Eglises d'Asie

Sous la pression de la diplomatie vietnamienne, deux stèles rappelant l’exode des boat people vietnamiens en Malaisie et en Indonésie ont été détruites

Publié le 18/03/2010




Le 22 octobre dernier, un communiqué de l’association “Archives des boat-people” a indiqué que les autorités de l’Etat de Terrenganu, en Malaisie, venaient de faire abattre les 20 et 21 octobre derniers, le monument élevé à la mémoires des réfugiés vietnamiens de la mer sur l’île de Pulao Bidong (Pulau Bidong), lieu où se trouvait un célèbre camp ayant abrité pendant une vingtaine d’années des dizaines de milliers de vietnamiens ayant fui leur pays par la mer (1). La même source précise que les autorités ont agi sous la pression de l’ambassadeur du Vietnam en Malaisie. Celui-ci avait exprimé son intention de venir avec une partie de son personnel faire une visite de l’île, une visite sans doute incompatible avec la présence de cette stèle.

C’est le deuxième monument érigé en mémoire des réfugiés vietnamiens à être ainsi détruit par les autorités locales. Il y a quelque temps déjà, à la fin du mois de mai dernier, un premier mémorial du même type élevé dans un ancien camp de réfugiés de l’île de Galang, en Indonésie, avait également été abattu dans les mêmes conditions. Les deux monuments avaient été édifiés par la diaspora vietnamienne à la même époque, le 21 et le 24 mars 2005. Dans les deux cas, les diplomates vietnamiens ont fait valoir auprès de l’administration locale que le texte inscrit sur le monument attentait à l’honneur du Vietnam et mettait en cause les relations entre les deux pays.
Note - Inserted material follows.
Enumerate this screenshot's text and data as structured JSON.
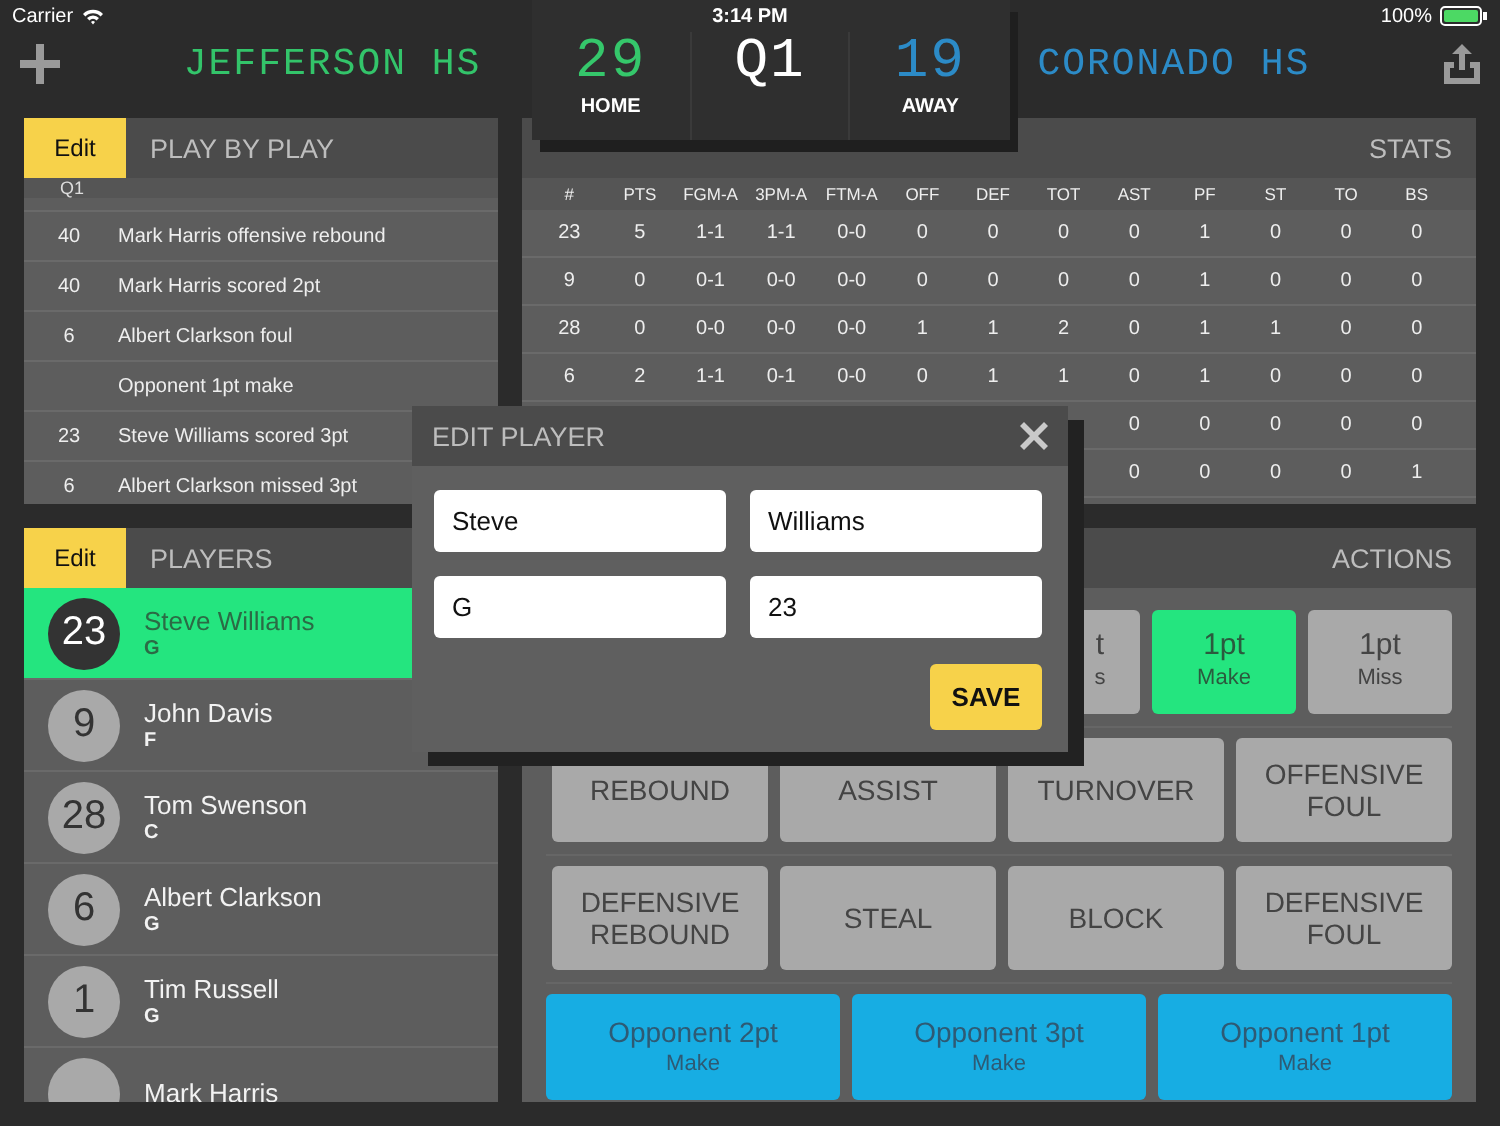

Les deux mémoriaux portaient le même texte anglais sur une de leurs faces : “En reconnaissance pour les efforts du UNHCR, de la Croix-Rouge, du Croissant-Rouge malaisien (indonésien, sur la stèle de Pulau Galang) et des autres organismes d’assistance du gouvernement et du peuple malais ainsi que des autres pays qui ont offert soit le premier asile soit un établissement définitif. Nous exprimons aussi notre gratitude pour les milliers d’individus qui ont contribué à l’aide des réfugiés vietnamiens.” Sur l’autre face de couleur noire, on pouvait lire : “En mémoire des milliers de Vietnamiens qui ont péri en recherchant la liberté (1975-1996). Qu’ils soient morts de faim ou de soif, de mauvais traitements, d’épuisement ou pour une autre cause, nous prions pour qu’ils obtiennent le repos éternel. Leur sacrifice ne sera pas oublié.”

Le communiqué de l’association “Archives des boat people” s’interroge sur le motif de la visite du diplomate vietnamien sur cette île. Pulao Bidong est aujourd’hui une île quasi déserte. Seuls restent quelques vestiges de l’ancienne présence des réfugiés vietnamiens, chapelles, pagodes, toutes en très mauvais état, un cimetière de 250 tombes environ, recouvertes de mousse. Par ailleurs, en cette saison, les bateaux, paralysés par le mauvais temps, ne transportent guère de touristes dans cette île.

L’association “Archives des boat people” affirme dans son communiqué que les deux mémoriaux construits avec la contribution financière des Vietnamiens de la diaspora seront édifiés à nouveau. Après concertation avec les autorités locales et les associations vietnamiennes dans le monde, un nouveau texte sera inscrit sur la stèle. Il s’agit là, dit le communiqué, d’un monument perpétuant la mémoire de tous ceux qui ont trouvé la mort sur le chemin de la liberté. Il exprime aussi la reconnaissance des réfugiés à l’égard des nations venues à leur secours. Il est rappelé à ce propos, que c’est à cause de l’émotion causée dans le monde par le nombre de boat people disparus en mer que le Haut Commissariat aux réfugiés auprès des Nations Unies avait convoqué une réunion internationale à Genève, en 1979, où avait été élaborés pour eux des programmes spéciaux, comme le Programme de départ dans l’ordre (ODP) ou encore le Programme de regroupement familial (2).